Ahora, empieza realmente una nueva época. Ha desaparecido la última gran figura que personalizaba precisamente este sentido del deber, del compromiso y del vínculo. Tan radicalmente alejado, por no decir opuesto, de otras formas de entender lo que es la responsabilidad del Estado. Para citar un ejemplo reciente, en las antípodas estaría la primera ministra finlandesa, Sanna Marin, que ha tenido que invertir tiempo y esfuerzo para justificar que tiene derecho a divertirse, a pasárselo bien, porque esta vida de gobierno es muy dura. Cuan alejada está esta forma de entender esta responsabilidad y el compromiso de gobernar, del que durante no unos pocos años en los cuales uno ha sido elegido, sino a lo largo de una extensa vida, Isabel II ha actuado sin apelar nunca a disponer de un espacio vital propio para poder, digámoslo así, expansionarse. Es la diferencia entre la acción de personas educadas en el servicio a un orden objetivo, a una causa superior a ellas mismas, y aquellas otras posmodernas, desvinculadas, que viven vidas fragmentadas. Ahora soy el primer ministro, ahora me voy de juerga, ahora me tocan vacaciones.
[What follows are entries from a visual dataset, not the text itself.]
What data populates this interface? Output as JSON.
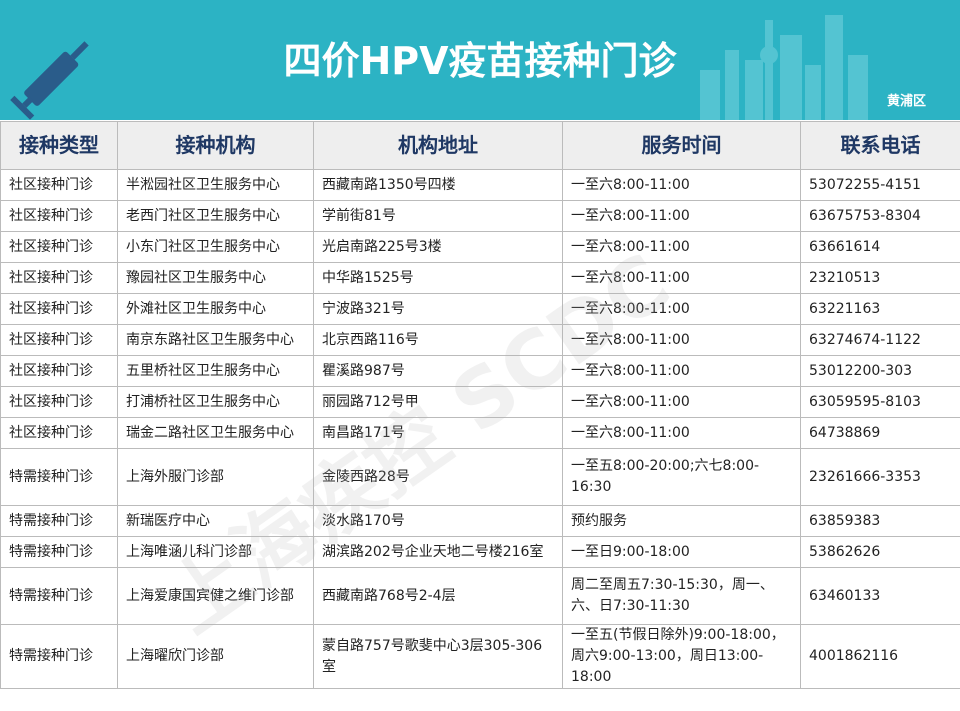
{
  "header": {
    "title": "四价HPV疫苗接种门诊",
    "district": "黄浦区"
  },
  "watermark": "上海疾控 SCDC",
  "table": {
    "columns": [
      "接种类型",
      "接种机构",
      "机构地址",
      "服务时间",
      "联系电话"
    ],
    "rows": [
      [
        "社区接种门诊",
        "半淞园社区卫生服务中心",
        "西藏南路1350号四楼",
        "一至六8:00-11:00",
        "53072255-4151"
      ],
      [
        "社区接种门诊",
        "老西门社区卫生服务中心",
        "学前街81号",
        "一至六8:00-11:00",
        "63675753-8304"
      ],
      [
        "社区接种门诊",
        "小东门社区卫生服务中心",
        "光启南路225号3楼",
        "一至六8:00-11:00",
        "63661614"
      ],
      [
        "社区接种门诊",
        "豫园社区卫生服务中心",
        "中华路1525号",
        "一至六8:00-11:00",
        "23210513"
      ],
      [
        "社区接种门诊",
        "外滩社区卫生服务中心",
        "宁波路321号",
        "一至六8:00-11:00",
        "63221163"
      ],
      [
        "社区接种门诊",
        "南京东路社区卫生服务中心",
        "北京西路116号",
        "一至六8:00-11:00",
        "63274674-1122"
      ],
      [
        "社区接种门诊",
        "五里桥社区卫生服务中心",
        "瞿溪路987号",
        "一至六8:00-11:00",
        "53012200-303"
      ],
      [
        "社区接种门诊",
        "打浦桥社区卫生服务中心",
        "丽园路712号甲",
        "一至六8:00-11:00",
        "63059595-8103"
      ],
      [
        "社区接种门诊",
        "瑞金二路社区卫生服务中心",
        "南昌路171号",
        "一至六8:00-11:00",
        "64738869"
      ],
      [
        "特需接种门诊",
        "上海外服门诊部",
        "金陵西路28号",
        "一至五8:00-20:00;六七8:00-16:30",
        "23261666-3353"
      ],
      [
        "特需接种门诊",
        "新瑞医疗中心",
        "淡水路170号",
        "预约服务",
        "63859383"
      ],
      [
        "特需接种门诊",
        "上海唯涵儿科门诊部",
        "湖滨路202号企业天地二号楼216室",
        "一至日9:00-18:00",
        "53862626"
      ],
      [
        "特需接种门诊",
        "上海爱康国宾健之维门诊部",
        "西藏南路768号2-4层",
        "周二至周五7:30-15:30，周一、六、日7:30-11:30",
        "63460133"
      ],
      [
        "特需接种门诊",
        "上海曜欣门诊部",
        "蒙自路757号歌斐中心3层305-306室",
        "一至五(节假日除外)9:00-18:00，周六9:00-13:00，周日13:00-18:00",
        "4001862116"
      ]
    ]
  }
}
La muerte de Isabel II señala el emblema del fin de una época que se prolongó con ella y que habitaba en otra muy distinta, la nuestra, la de la sociedad desvinculada, que también está tocando a su fin, que puede ser más o menos lento y que nos ofrece figuras públicas que están muy lejos de disponer de las virtudes necesarias para un buen servicio público. Se encarnan, aunque no se reducen a las imágenes más o menos tópicas de Johnson en el mismo Reino Unido o la ya aludida Sanna Marin.